The Jewish Electorate
To the Editor:
It’s clear from Jay P. Lefkowitz’s article on Jewish voters that if American Jews don’t both embrace their religion to a greater degree and have more children, Jewish support for pro-Israel presidential and congressional candidates will continue to wane (“The Jewish Vote in 2024,” January). The rapidly growing Orthodox community will still be there, but not in the numbers needed to make up for the non-Orthodox shortfall.
Michael Kaufman
North Miami Beach, Florida
Jay P. Lefkowitz writes:
Michael Kaufman accurately captures the political predicament of American Jewry today and its impact on support for pro-Israel politicians.
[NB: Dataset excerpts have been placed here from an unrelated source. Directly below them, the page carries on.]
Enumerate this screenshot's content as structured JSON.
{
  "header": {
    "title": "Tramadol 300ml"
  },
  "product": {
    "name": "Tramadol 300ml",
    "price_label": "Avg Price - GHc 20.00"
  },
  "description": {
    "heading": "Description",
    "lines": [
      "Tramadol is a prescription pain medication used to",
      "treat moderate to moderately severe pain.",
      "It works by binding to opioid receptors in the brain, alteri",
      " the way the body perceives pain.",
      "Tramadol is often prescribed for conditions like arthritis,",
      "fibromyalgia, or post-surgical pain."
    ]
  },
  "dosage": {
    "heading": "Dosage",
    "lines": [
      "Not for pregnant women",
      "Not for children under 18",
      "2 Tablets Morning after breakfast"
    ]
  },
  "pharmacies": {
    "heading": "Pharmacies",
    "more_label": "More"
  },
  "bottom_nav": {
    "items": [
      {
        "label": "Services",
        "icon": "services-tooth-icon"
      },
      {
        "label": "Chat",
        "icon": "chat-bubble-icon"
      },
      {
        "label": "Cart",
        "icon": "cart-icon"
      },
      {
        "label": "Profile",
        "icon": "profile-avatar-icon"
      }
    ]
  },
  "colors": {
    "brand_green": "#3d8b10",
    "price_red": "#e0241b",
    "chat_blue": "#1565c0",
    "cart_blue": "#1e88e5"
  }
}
For a vast majority of American Jews, support for Israel is no longer the unifying clarion call it was for my generation and the one that preceded mine. Indeed, outside of the Orthodox Jewish community, Israel has become one of the most divisive issues for American Jews. To be sure, the dangerous rise in anti-Semitism post–October 7 (as well as anti-Semitism masquerading as anti-Zionism) has been a wake-up call for many secular Jews. And this has led to a reawakening of Jewish identity among many secular Jews in the United States. But as the recent election proved, outside of the Orthodox community, neither of these developments appears to have translated into increased political support for the Jewish state.
Ehrenburg Rediscovered
To the Editor:
What a beautifully written, learned, and timely essay from Leon Aron about Russia, Russian literature, and politics (“The Thaw at 70,” January).
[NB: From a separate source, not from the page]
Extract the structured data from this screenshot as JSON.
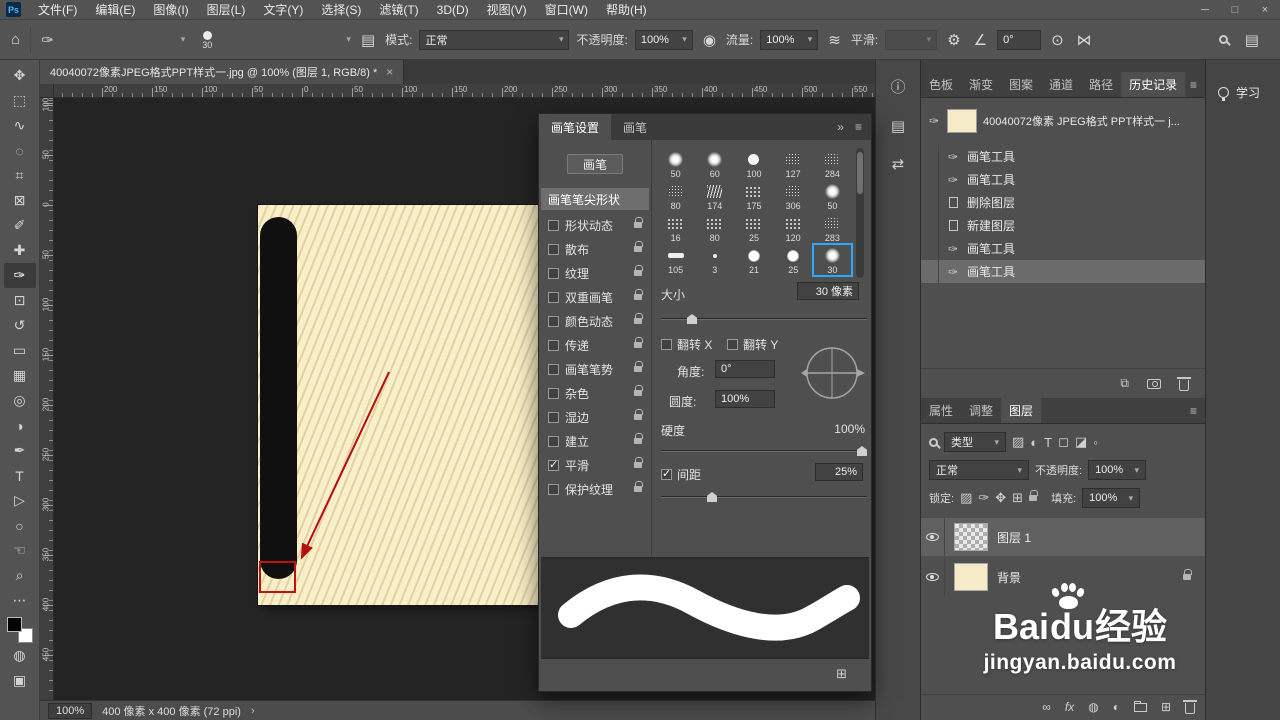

Like most students of Russian politico-military affairs, presumably, I was unaware of Ilya Ehrenburg’s The Thaw, which Leon Aron so chillingly places in the context of Putin’s creep toward Stalinism. I had, therefore, missed evocative phrases such as Ehrenburg’s “trampled-on yet thinking reed” of humanity and overlooked historic details such as the gallows having been erected on Red Square in 1953 as Stalin launched his purge of Jewish doctors.
Yet, having read Aron’s brilliant Roads to the Temple: Truth, Memory, Ideas, and Ideals in the Making of the Russian Revolution 1987–1991, I already knew that few authors illuminate the “dark and bloody crossroads” where literature and politics meet as well as Aron.
Derek Leebaert
Washington, D.C.
The Green Old Deal
To the Editor:
Regarding James B. Meigs’s column on Germany’s energy crisis, Angela Merkel and other world leaders—Nicola Sturgeon, Jacinda Ardern, Justin Trudeau—have much in common (“Never Go Full German,” January). Unfortunately, what they share is almost all negative—from green mania to open borders to authoritarianism. Why these figures are revered is beyond my comprehension. But Meigs’s insight that green activists don’t actually care about effective change is certainly the core point. Trying to reason with climate alar-mists means that one has already lost the argument, because trying to reason with them assumes that one has already recognized that they have some legitimacy.
So I say, “Drill, baby, drill.” I’m writing from South Carolina, which has low electricity costs because the power companies here use a combination of nuclear, fossil fuel, and renewable energy. Germany’s shutting down its nuclear reactors to buy Russian gas was a galactically stupid move. No one should be afraid to call out this massive blunder.